When we stayed in a homestay in Kochi, India, we had one of our best travel experiences at all: we were invited to an Indian wedding! The homestay was located in the center of old Kochi where it is usually expensive to stay. We paid a reasonable price for a nice room with attached bathroom. The family was very friendly and the mother prepared nice traditional breakfast. They told us of an engagement party and we kindly asked some questions about it – in the end we were invited to join! We felt really underdressed – all women in beautiful saris … and me, in my best travel skirt combined with a top. I felt pretty bad because a top is nothing proper to wear in India. But everyone was very friendly and we were even asked to go on stage for a picture with the future bride and bridegroom (who we didn’t know!). After the celebration our host gave us a very sweet feedback: his family enjoyed having us as guests and they loved getting in touch with people with a different cultural background. We lacked words because for us it was an overwhelming experience. When we said good-bye to the host, his wife gave him a hint and we were invited to the wedding! It took place 5 days after the engagement party. We changed our travel plans and came back after 4 days. The host organized that his brother’s wife wrapped me in my sari and helped me to look real Indian. I will never forget this experience. The whole wedding party was a highlight, of course: the bus ride in an Indian party bus where everyone was dancing, the wedding ceremony in a catholic church with two couples, the food, the beautiful traditions, the good-bye to the bridge in her new house – everything was overwhelming. We could ask all our questions about the arranged marriage and about the tradition. We learned a lot and we felt part of the big family; since the engagement party everybody knew us and made us feel part of their community. And it all started by booking a nice little homestay in Kochi…

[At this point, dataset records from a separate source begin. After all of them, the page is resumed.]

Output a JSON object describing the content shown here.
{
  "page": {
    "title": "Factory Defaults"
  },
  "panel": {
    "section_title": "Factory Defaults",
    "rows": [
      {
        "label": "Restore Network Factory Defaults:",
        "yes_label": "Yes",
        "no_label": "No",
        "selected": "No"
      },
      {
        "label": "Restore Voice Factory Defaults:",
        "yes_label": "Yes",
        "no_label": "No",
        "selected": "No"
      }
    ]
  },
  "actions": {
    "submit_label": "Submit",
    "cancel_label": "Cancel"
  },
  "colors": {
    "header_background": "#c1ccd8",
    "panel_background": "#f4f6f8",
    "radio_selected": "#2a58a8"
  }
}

As you see I highly recommend booking a homestay. All you need to do is to be open and friendly, to expect nothing but embrace everything you are offered. Show respect for the different culture and traditions and be sensitive. Maybe you’ll make an unexpected new experience.

Sometimes we learn not with the brain but with the heart. Your stay can help to remove barriers between cultures! Be aware that you form the image locals get of tourists! You can make a difference here. We have responsibility for the place we live, even if it is just for a short time. Go local and leave a positive footprint!